そしてこの灼熱の国に似合わぬ柔らかな肌と漆黒の髪と瞳を持つケイは、長年に渡りスルタンの第一の愛妾であった。

これまで、ケイがスルタンに願って、叶えられない望みはなかった。

ケイは常に、スルタンの権勢を誇示するために誂えた、後宮の妾妃達が煌びやかに座する座席の最高位を位置する場所に座っていた。
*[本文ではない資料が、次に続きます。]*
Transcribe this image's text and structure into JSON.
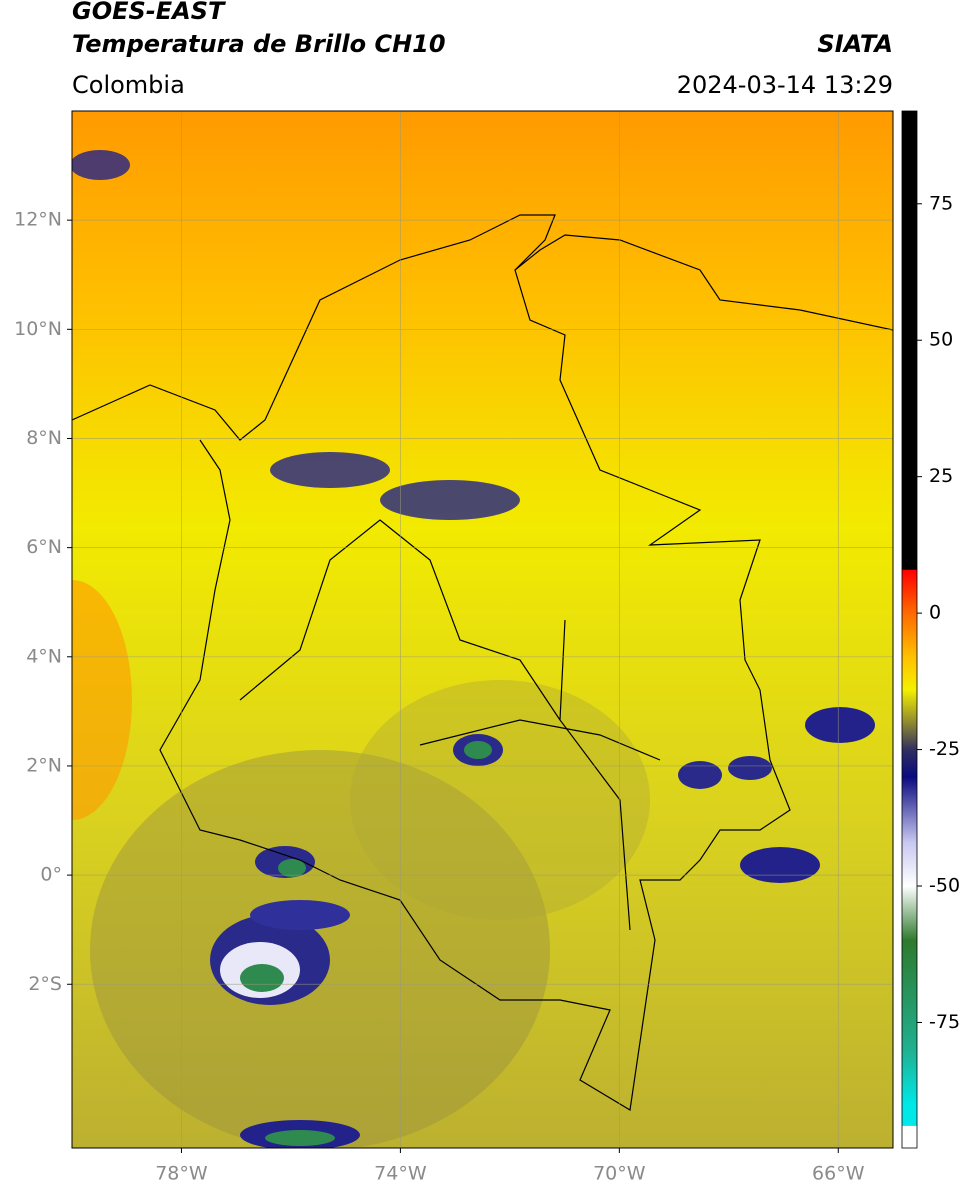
{
  "chart_data": {
    "type": "map",
    "title": "GOES-EAST",
    "subtitle": "Temperatura de Brillo CH10",
    "source": "SIATA",
    "region": "Colombia",
    "timestamp": "2024-03-14 13:29",
    "xlim": [
      -80,
      -65
    ],
    "xticks": [
      {
        "value": -78,
        "label": "78°W"
      },
      {
        "value": -74,
        "label": "74°W"
      },
      {
        "value": -70,
        "label": "70°W"
      },
      {
        "value": -66,
        "label": "66°W"
      }
    ],
    "ylim": [
      -5,
      14
    ],
    "yticks": [
      {
        "value": 12,
        "label": "12°N"
      },
      {
        "value": 10,
        "label": "10°N"
      },
      {
        "value": 8,
        "label": "8°N"
      },
      {
        "value": 6,
        "label": "6°N"
      },
      {
        "value": 4,
        "label": "4°N"
      },
      {
        "value": 2,
        "label": "2°N"
      },
      {
        "value": 0,
        "label": "0°"
      },
      {
        "value": -2,
        "label": "2°S"
      }
    ],
    "grid": true,
    "colorbar": {
      "lim": [
        -98,
        92
      ],
      "ticks": [
        75,
        50,
        25,
        0,
        -25,
        -50,
        -75
      ],
      "scale": [
        {
          "value": 92,
          "color": "#000000"
        },
        {
          "value": 8,
          "color": "#000000"
        },
        {
          "value": 7.9,
          "color": "#ff0000"
        },
        {
          "value": 0,
          "color": "#ff6a00"
        },
        {
          "value": -8,
          "color": "#ffc000"
        },
        {
          "value": -14,
          "color": "#f5f000"
        },
        {
          "value": -20,
          "color": "#8f8a30"
        },
        {
          "value": -25,
          "color": "#303060"
        },
        {
          "value": -30,
          "color": "#0a0a80"
        },
        {
          "value": -42,
          "color": "#c8c8f0"
        },
        {
          "value": -50,
          "color": "#ffffff"
        },
        {
          "value": -60,
          "color": "#2e7a2e"
        },
        {
          "value": -80,
          "color": "#20b090"
        },
        {
          "value": -90,
          "color": "#00e8e8"
        },
        {
          "value": -93.9,
          "color": "#00e8e8"
        },
        {
          "value": -94,
          "color": "#ffffff"
        },
        {
          "value": -98,
          "color": "#ffffff"
        }
      ]
    }
  }
}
異国の使者達が持参する貢物で好みのものがあれば、その場で下賜されるのが常であった。


今朝もそうであった。

そしてその場で見たのだ。

この世のものとも思われぬ、美しい金の髪と、自分に似た闇色の瞳を持つ、美しい男を。

その者が何者であるか、興味を持てばその場で分かっただろう。

異国語の全てが解せずとも、後宮で過去最高の寵愛を誇るケイには、当然のように通訳はついていたのだから。しかし特に興味もなかったゆえに、ケイはスルタンとの会話も、通訳の言葉も聞き流していた。

だからスルタンの話に、ケイは納得の思いだった。


あの高貴な美しさ。

あれはやはり、生まれついて上に立つ者のモノだった。


あぁ。

ますます、欲しい。

なんとしても、手に入れたい。

そして、自分へ熱い愛を捧げさせたい。


久々に感じる凶暴な欲求にとろりと目を細めたケイには気づかず、まるで良いことを思いついたかのようにスルタンは短い笑い声を上げた。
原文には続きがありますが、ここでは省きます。